Rather than waiting for inspiration to strike and then posting, keep your social media accounts consistently snappy by planning ahead. Come up with all of your content ideas at once for a future period of time (maybe plan two weeks to a month ahead).
- Take advantage of the momentum you build when brainstorming. Get on a roll and capture those ideas while you have them. (Trying to come up with one idea at a time always takes more)
- Gain a “bird’s-eye” view of your social media so you can inject variety into your posts. For example, if you’ve shared a blog post this week, try sharing a humorous meme the following week, and maybe a quick tip the week after that. Shake things up.
- Plan to publish seasonal, deadline-related, and special events content at the right time. Use these occasions to inspire content. For instance, if you know the Oscars are coming up, what could you post that would draw a parallel between your business and Hollywood? How might seasonal weather inform what you post? Are there due dates your customers should know about?
Get more done in less time by batching similar tasks.
This technique goes hand-in-hand with using a social media calendar. Set aside an hour to craft just the text portions of your upcoming posts. Focus on locating visual components for calendared posts all at one time. Spend thirty minutes strictly choosing days and times to publish.
This approach always saves time. Not only do you benefit from momentum, but you won’t waste time clicking back and forth between different pages, different tools, etc.
You can share content at strategic times without having to be anchored to your device. Instead, there are highly affordable social media tools that allow you to schedule your content in advance. You can upload all of your content well ahead of time, then tell the tool exactly when and on which platforms to publish. Examples of such tools include Hootsuite and SproutSocial.
Train yourself to look for opportunities to repurpose your content for social media. For example, you might only write a new blog post a few times a year, but each of those posts can be wrung out to create all sorts of social shareables.
- Extract inspiring quotes
- Break down the main points of your post into quick bits of advice that can be shared separately
- Pose a related discussion question to your followers and encourage commentary
- Share a news story related to your blog post and draw a parallel or point out differences of opinion
- Create a related visual meme
- Combine advice from different posts into one longer piece and offer it as a downloadable PDF (a guide, special report, ebook, etc.)

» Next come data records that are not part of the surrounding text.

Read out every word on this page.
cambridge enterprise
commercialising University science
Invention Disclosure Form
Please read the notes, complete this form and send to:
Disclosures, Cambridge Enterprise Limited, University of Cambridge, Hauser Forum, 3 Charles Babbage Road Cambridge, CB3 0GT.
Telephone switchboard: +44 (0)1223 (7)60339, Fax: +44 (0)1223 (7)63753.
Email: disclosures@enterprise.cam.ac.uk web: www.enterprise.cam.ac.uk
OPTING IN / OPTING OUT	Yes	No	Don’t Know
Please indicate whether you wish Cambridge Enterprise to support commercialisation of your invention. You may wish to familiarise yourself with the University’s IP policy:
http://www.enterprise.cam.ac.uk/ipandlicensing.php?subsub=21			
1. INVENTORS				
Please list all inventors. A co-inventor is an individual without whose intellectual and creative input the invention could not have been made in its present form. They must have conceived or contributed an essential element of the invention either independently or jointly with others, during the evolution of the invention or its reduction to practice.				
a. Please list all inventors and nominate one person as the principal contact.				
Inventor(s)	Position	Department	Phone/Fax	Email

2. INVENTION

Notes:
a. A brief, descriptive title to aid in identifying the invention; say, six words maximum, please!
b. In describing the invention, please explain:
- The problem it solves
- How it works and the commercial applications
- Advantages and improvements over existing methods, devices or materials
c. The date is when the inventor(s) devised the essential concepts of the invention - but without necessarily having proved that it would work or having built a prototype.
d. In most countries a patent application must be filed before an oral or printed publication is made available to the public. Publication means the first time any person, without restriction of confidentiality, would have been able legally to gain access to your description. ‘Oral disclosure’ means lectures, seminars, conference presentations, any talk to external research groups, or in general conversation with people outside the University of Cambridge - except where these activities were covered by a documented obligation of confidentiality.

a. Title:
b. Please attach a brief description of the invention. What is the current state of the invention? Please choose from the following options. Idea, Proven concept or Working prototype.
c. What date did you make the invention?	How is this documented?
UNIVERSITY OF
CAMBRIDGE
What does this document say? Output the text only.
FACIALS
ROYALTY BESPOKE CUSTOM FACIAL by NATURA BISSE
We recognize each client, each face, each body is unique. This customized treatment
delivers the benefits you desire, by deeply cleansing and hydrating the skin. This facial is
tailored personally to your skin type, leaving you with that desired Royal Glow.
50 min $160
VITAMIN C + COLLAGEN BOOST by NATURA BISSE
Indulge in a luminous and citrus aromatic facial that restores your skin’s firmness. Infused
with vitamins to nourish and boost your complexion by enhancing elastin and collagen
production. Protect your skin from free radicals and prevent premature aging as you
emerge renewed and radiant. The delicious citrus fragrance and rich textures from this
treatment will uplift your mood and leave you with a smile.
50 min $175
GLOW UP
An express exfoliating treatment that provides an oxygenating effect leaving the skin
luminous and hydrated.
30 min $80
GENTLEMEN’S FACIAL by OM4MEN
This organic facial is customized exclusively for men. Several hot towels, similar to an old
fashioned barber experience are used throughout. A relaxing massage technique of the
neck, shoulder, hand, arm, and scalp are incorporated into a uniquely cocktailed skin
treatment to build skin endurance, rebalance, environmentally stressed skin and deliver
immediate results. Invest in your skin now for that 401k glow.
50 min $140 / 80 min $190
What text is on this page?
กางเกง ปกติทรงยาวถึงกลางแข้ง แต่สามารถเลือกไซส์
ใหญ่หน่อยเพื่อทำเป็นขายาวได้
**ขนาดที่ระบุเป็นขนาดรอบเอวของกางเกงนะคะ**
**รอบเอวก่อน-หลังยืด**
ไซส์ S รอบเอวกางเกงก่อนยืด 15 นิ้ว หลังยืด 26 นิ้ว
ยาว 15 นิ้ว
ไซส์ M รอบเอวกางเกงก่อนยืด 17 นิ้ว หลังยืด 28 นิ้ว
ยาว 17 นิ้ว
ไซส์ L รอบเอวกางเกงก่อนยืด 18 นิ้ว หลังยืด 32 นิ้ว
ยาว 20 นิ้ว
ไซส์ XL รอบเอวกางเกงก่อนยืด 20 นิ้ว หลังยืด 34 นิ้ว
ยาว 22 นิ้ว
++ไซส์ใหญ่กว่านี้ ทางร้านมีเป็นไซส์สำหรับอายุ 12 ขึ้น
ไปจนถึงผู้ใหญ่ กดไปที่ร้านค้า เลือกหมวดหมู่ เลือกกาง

- Schedule and promote a Facebook Live post wherein you discuss the topic in real time and take questions from viewers
- Record a two-minute video restating a tip from the post
- Record and share an audio interview between yourself and another party discussing the issue
- Adapt the information into a flowchart or checklist
- Create an infographic presenting the same or similar information
By building a new social media routine with a calendar, batch-tasking and a scheduling tool, you can keep your presence hip and happening with a fairly small investment of time. Developing an eye for how to recycle your content will give you even more of an edge. In short order, you’ll become the “marvel” entrepreneur you used to look at and think, How do they do it all?